Panser le mal canadien : le remède linguistique de la Commission Laurendeau-Dunton

Les Conversations de la recherche et de la création ont mis en vedette, le 11 décembre 2015, la professeure adjointe en Histoire et droits linguistiques, Valérie Lapointe Gagnon, a présenté les grandes lignes de la Commission Laurendeau-Dunton, sujet auquel ses recherches doctorales et postdoctorales se sont attachées.

Étienne Alary - 11 janvier 2016

« La Commission Laurendeau-Dunton constitue un moment singulier dans l'histoire canadienne et québécoise. Apparue dans un contexte particulier au début années 1960, cette commission a mis en scène des intellectuels engagés pour penser et panser les plaies du pays », souligne Valérie Lapointe Gagnon.

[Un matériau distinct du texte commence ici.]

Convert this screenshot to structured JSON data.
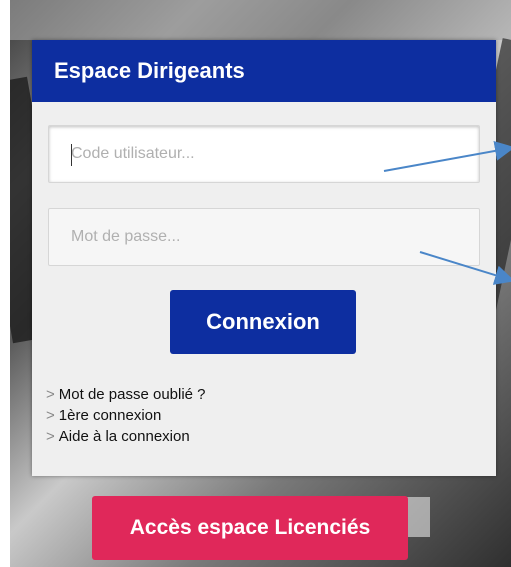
{
  "panel": {
    "title": "Espace Dirigeants"
  },
  "form": {
    "username_placeholder": "Code utilisateur...",
    "username_value": "",
    "password_placeholder": "Mot de passe...",
    "password_value": "",
    "submit_label": "Connexion"
  },
  "links": [
    {
      "prefix": ">",
      "label": "Mot de passe oublié ?"
    },
    {
      "prefix": ">",
      "label": "1ère connexion"
    },
    {
      "prefix": ">",
      "label": "Aide à la connexion"
    }
  ],
  "footer": {
    "licencies_button": "Accès espace Licenciés"
  },
  "colors": {
    "primary": "#0d2ea0",
    "accent": "#e0285a",
    "annotation_arrow": "#4a86c8"
  },
  "icons": [
    "arrow-annotation-icon"
  ]
}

Cette commission rassemble 10 commissaires et une équipe de recherche composée de plus d'une centaine d'universitaires canadiens et provenant de l'international. Au cours de ses travaux, quelque 400 mémoires y sont déposés. Au final, on publie un rapport en 6 volumes, abordant I. Les langues officielles, II. L'éducation, III. Le monde du travail, IV. L'apport culturel des autres groupes ethniques, V. La capitale fédérale, VI. Les associations volontaires.

« C'est une des commissions d'enquête qui a le plus influencé le paysage des politiques linguistiques au pays », soutient la professeure adjointe.

Dans sa présentation, Valérie Lapointe Gagnon replace d'abord la commission dans son contexte d'émergence. Elle rappelle que dans les années 60, il y a un vague à l'âme identitaire canadien pris entre ses repères traditionnels britanniques et la volonté de se trouver de nouveaux symboles. « On remarque aussi une affirmation identitaire du Québec et des critiques virulentes du manque de bilinguisme à Ottawa, sans oublier la multiplication des études sur la dualité dans les milieux intellectuels et académiques. »

C'est donc en juillet 1963 que le projet de commission d'enquête sur le bilinguisme et le biculturalisme est initié par Lester B. Pearson. Il rassemble une équipe formée de 10 commissaires qui doivent représenter la diversité canadienne. On retrouve deux co-directeurs André Laurendeau (Montréal) et Davidson Dunton (Montréal) ainsi que 8 commissaires , soit le Père Clément Cormier (Moncton), Royce Frith (Toronto), Jean-Louis Gagnon (Montréal), Jean Marchand (Montréal), Gertrude Laing (Calgary), Jaroslav Rudnyckyj (Winnipeg), F.R. Scott (Montréal), Paul Wyczynski (Ottawa)

Comme le fait remarquer Valérie Lapointe Gagnon, le mandat de cette commission est clair : « Faire enquête et rapport sur l'état présent du bilinguisme et du biculturalisme au Canada et recommander les mesures à prendre pour que la Confédération canadienne se développe d'après le principe de l'égalité entre les deux peuples qui l'ont fondée, compte tenu de l'apport des autres groupes ethniques à l'enrichissement culturel du Canada, ainsi que des mesures à prendre pour sauvegarder cet apport. »

Avec ses recherches, la professeure adjointe tend veut montrer sous un nouveau jour un moment clé de l'histoire intellectuelle canadienne en brisant les frontières entre les milieux intellectuels anglophones et francophones, en intégrant les femmes et en mettant en lumière l'apport de commissaires moins connus tels que Gertrude Laing, Paul Lacoste et Jaroslav Rudnyckyj.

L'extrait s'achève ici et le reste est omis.